The Schiller Coastal Studies Center facilitates teaching and research across a range of scientific disciplines, from benthic and molecular ecology to evolutionary biology and paleoceanography.
Access to the ocean enriches the Center’s hands-on research approach, inspiring students and developing their critical-thinking, observational, and technical skills.
Our natural laboratory includes walking access to miles of coastal habitat, including rocky intertidal, cobble beaches, mudflats and soft sediment, and subtidal eelgrass—all typical of Maine’s sheltered coastal habitats—as well as water access to the Kennebec and New Meadows estuaries. The 118-acre preserve on which the Schiller Coastal Center sits includes spruce–fir swamp; fields and early successional communities; an old apple orchard; and red pine, cedar, and oak–pine forest. The Center’s location on Orr’s Island provides a sentinel site to study the impact of a changing climate on coastal systems in Casco Bay.

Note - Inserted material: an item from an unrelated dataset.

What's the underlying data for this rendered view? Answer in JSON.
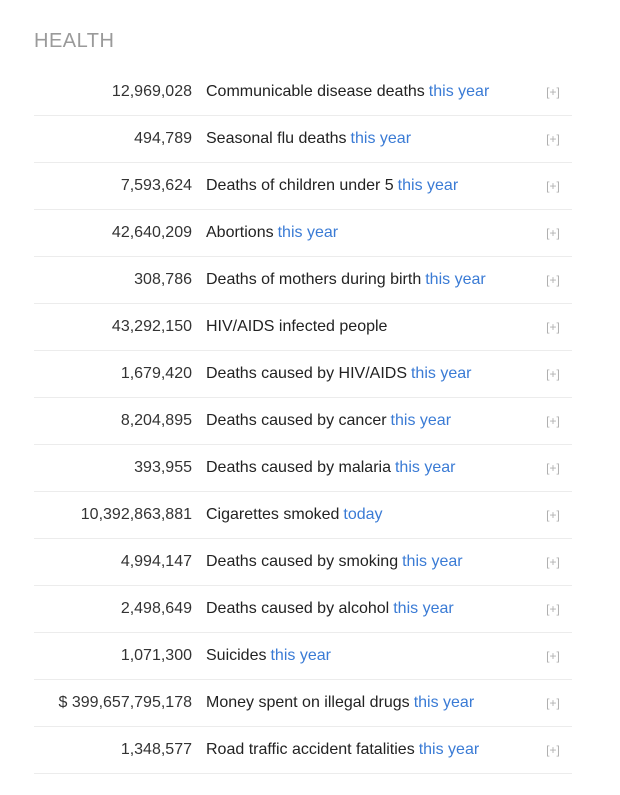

A research buoy operated by Professor of Earth and Oceanographic Science Collin Roesler continuously monitors physical and chemical properties at the mouth of Harpswell Sound. These seasonal data are supplemented by year-round observations from a weather station, intertidal temperature loggers, and a carbonate chemistry sensor platform (in collaboration with the University of New Hampshire). We also maintain a large inventory of field equipment for sampling water, sediment, and organisms.